You can certainly do the same mapping in AbsoluteTelnet under the Options->Properties->VTOptions->Edit Keymap.
Brian
Thanks for the reply.
Ctrl+6 is the same as :N, and also :e#. They all change to the previous file. Ctrl+6 is just another way of doing it that's built into vi, and the one I use all the time. 🙂
I realized just now that I could map :N or :e# if I added a backslash followed by xD onto the end of it, to get the Return key. I tried it, and it works great, so problem solved.
One odd thing is that all the other Ctrl sequences work fine, like Ctrl+B, Ctrl+G, etc. It's just Ctrl+6 that doesn't work. Actually in the vi docs it refers to it as Ctrl-^, but I've never thought that was technically correct, since there's no shift key involved (and even Absolute recognizes it as "6(CONTROL)").

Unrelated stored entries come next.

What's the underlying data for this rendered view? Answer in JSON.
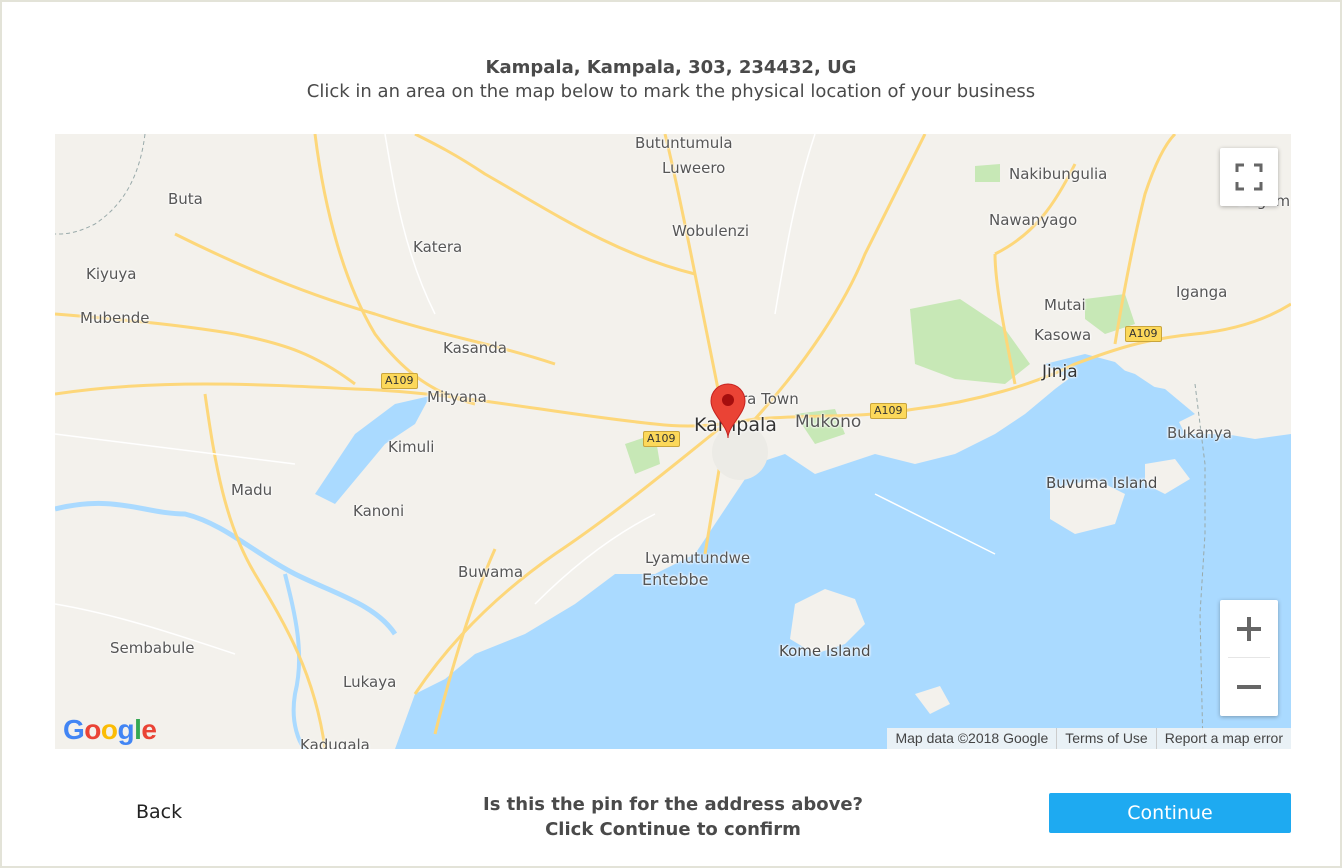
{
  "header": {
    "address": "Kampala, Kampala, 303, 234432, UG",
    "instruction": "Click in an area on the map below to mark the physical location of your business"
  },
  "map": {
    "places": {
      "butuntumula": "Butuntumula",
      "luweero": "Luweero",
      "nakibungulia": "Nakibungulia",
      "buta": "Buta",
      "nawanyago": "Nawanyago",
      "bugem": "Bugem",
      "katera": "Katera",
      "wobulenzi": "Wobulenzi",
      "kiyuya": "Kiyuya",
      "iganga": "Iganga",
      "mutai": "Mutai",
      "mubende": "Mubende",
      "kasowa": "Kasowa",
      "kasanda": "Kasanda",
      "jinja": "Jinja",
      "mityana": "Mityana",
      "kira_town": "Kira Town",
      "kampala": "Kampala",
      "mukono": "Mukono",
      "kimuli": "Kimuli",
      "bukanya": "Bukanya",
      "madu": "Madu",
      "bunvuma_island": "Buvuma Island",
      "kanoni": "Kanoni",
      "lyamutundwe": "Lyamutundwe",
      "buwama": "Buwama",
      "entebbe": "Entebbe",
      "kome_island": "Kome Island",
      "sembabule": "Sembabule",
      "lukaya": "Lukaya",
      "kadugala": "Kadugala"
    },
    "road_shields": {
      "a109_1": "A109",
      "a109_2": "A109",
      "a109_3": "A109",
      "a109_4": "A109"
    },
    "controls": {
      "zoom_in": "+",
      "zoom_out": "−"
    },
    "logo": {
      "G": "G",
      "o1": "o",
      "o2": "o",
      "g": "g",
      "l": "l",
      "e": "e"
    },
    "attribution": {
      "map_data": "Map data ©2018 Google",
      "terms": "Terms of Use",
      "report": "Report a map error"
    },
    "colors": {
      "land": "#f3f1ec",
      "water": "#aadaff",
      "road": "#fdd77a",
      "park": "#c7e8b6",
      "pin": "#ea4335"
    }
  },
  "footer": {
    "back_label": "Back",
    "confirm_line1": "Is this the pin for the address above?",
    "confirm_line2": "Click Continue to confirm",
    "continue_label": "Continue",
    "button_color": "#1eaaf1"
  }
}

Is there a way to figure out what keycode is sent when you press a key sequence like Ctrl+6? I'm a programmer, so if there was a C/C++/Perl/Shell function I could call to print it out I could try it that way, but I noticed that getch() doesn't recognize that a key was pressed at all when I do Ctrl+6.
Anyway, thanks for the quick response, it's working fine now.
Russell
Just doing a little more testing and I tried the obvious choice (ctrl-shift-6) and it works. At list it works with the version of vi I am using. Nothing special to configure in Absolute.
Interesting -- in all the years I've been using vi, I never knew that ctrl+shift+6 would do the same as ctrl+6. Good to know. And you're right, it works fine in Absolute.